Friday, June 09, 2006

 

Casino Madness

There is now a real possibility for casino gambling in Ft. Smith and the rest of Arkansas. Many of my friends on both sides of the political aisle are opposed to such a development. In the case of Ft. Smith, it is a case of "cutting their nose off to spite their face."

In Oklahoma, two large Indian casinos are literally within five minutes of downtown Ft. Smith. Drive through the parking lot of either casino at any time of day or night and look at the license plates; Arkansas plates are everywhere. It is my understanding (as yet to be verified) that both casinos have a shuttle to and from Fort Smith.

If the casino plan is successful, the tax dollars Arkansas could garner would not be going to Oklahoma, but to Arkansas projects such as roads, education, recreation parks, and hiring more officers to name a few items. The recent failed tax increase to build a new city municipal building and sports complex could be remedied by the increased taxes from the activities of tourists coming to Fort Smith to gamble and see the sights.

The jobs created by a casino in Ft. Smith would be good paying and are estimated to be near 700 or more. Other jobs would be created in the service of the casino (i.e.. food, repair, landscaping, etc.). All of these jobs create a larger tax base that would limit the need for tax increases to repair roads or fix the state's school problems. While these jobs would not appear until the casino is completed, the construction jobs would be immediate.

I would not be in support of a casino in Ft. Smith if there were not already the two casinos in such close proximity. Not supporting it in light of this is economic suicide. Ft. Smith will be in dire need of these funds in the coming years. Where else do the people of Ft. Smith expect to find this money? Taxes? The citizens just voted down two tax increases. This is a way to grow the tax base.
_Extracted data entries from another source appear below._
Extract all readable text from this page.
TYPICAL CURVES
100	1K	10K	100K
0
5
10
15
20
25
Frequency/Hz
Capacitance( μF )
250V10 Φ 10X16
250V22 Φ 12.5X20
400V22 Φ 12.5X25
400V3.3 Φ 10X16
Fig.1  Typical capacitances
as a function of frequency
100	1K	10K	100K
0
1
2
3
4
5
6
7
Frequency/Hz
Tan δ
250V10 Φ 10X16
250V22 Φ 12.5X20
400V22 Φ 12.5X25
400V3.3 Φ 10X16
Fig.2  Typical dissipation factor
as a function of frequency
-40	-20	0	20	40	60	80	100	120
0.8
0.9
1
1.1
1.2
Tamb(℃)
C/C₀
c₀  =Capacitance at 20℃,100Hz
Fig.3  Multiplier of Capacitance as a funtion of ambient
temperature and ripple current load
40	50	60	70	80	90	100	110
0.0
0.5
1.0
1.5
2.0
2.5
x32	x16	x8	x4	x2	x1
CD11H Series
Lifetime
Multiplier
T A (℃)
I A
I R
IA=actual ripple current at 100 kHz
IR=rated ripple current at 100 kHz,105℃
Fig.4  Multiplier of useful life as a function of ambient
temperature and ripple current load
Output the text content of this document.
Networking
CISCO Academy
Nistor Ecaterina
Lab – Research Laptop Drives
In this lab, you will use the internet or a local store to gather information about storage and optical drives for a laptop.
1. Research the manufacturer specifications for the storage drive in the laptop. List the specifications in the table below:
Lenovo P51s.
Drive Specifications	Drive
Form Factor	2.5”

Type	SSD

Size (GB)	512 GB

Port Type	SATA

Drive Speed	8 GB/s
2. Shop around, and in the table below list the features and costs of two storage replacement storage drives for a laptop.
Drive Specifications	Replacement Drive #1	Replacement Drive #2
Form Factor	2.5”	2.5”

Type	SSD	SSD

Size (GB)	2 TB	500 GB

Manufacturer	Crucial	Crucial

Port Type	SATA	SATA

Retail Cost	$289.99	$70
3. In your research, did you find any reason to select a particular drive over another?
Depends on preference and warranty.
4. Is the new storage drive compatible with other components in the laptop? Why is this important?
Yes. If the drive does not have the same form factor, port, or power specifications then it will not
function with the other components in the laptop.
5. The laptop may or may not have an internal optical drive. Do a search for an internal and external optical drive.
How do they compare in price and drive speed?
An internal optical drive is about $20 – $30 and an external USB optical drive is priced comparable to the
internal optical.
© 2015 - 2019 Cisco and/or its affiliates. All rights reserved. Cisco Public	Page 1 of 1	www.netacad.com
The argument that a casino will be detrimental to the poor does not wash with casinos already so close and transportation readily available. The argument that gambling addictions will rise can be put aside by requiring any casino built must provide access to assistance for gambling addiction. Both of these arguments were used in Mississippi and Louisiana and were proven to be false predictions. There is no reason to believe that Ft. Smith would be any different.

Simply put, the overwhelming majority of reasons against having a casino in Fort Smith are offset by the proximity of the casinos in Oklahoma. Crime, poverty, and immorality are already here to the extent that any other casino would bring in. Life may be worth living in Fort Smith, but now it can be affordable, too.

Comments:
I agree with this article 100%, having moved here from Arizona, where the lottery has been in use for several years. They have no tax on their groceries, and the schools have retired persons and motorcycle officers that are paid to sit in school zones thirty minutes before school takes up and they sit there for thirty minutes after the bell rings, and they do the same thing when school lets out. There have been 0,ZERO, children hit by a car (in the entire state) in a school zone since the lottery was voted in.
You talk about how people around here don't want any more taxes, the main reason is that we are taxed until we are below poverty level... and you want to put more on us. The other day I went to get groceries, when the total came up, she took off the tax, (I am on food stamps) and $18.00 disappeared!!! If I had been paying cash, my bill would have been out of my reach, it would have been $18.00 MORE. Bring on the lottery and casinos, PLEASE, I don't gamble but I would love to reap the rewards from others gambling.
Thank you for letting me get this off my chest.
 
You are more than welcome. I am surprised I have not heard more about this side of the story. The reason I wrote this article is because someone had to. Someone needed to take a level-headed and non-emotional approach.
 
Just an after thought that should have been in the forefront.

We legislate against gabling because we are worried about people that cannot stop gambling and will loose everything. What then do we do about drinking alcohol? Eating unhealthy foods? A vibrant sexual appetite? Are we to then legislate every corner of our lives to the point we have no freedom? I was taught that we should do things in moderation. Eat, but don't be a glutton. Drinking is ok if you only drink a little and don't get drunk. Sex is ok in a monogomous relationship. Gambling is not evil if you don't gamble beyond your meens. We need to lead by example and not by legislation.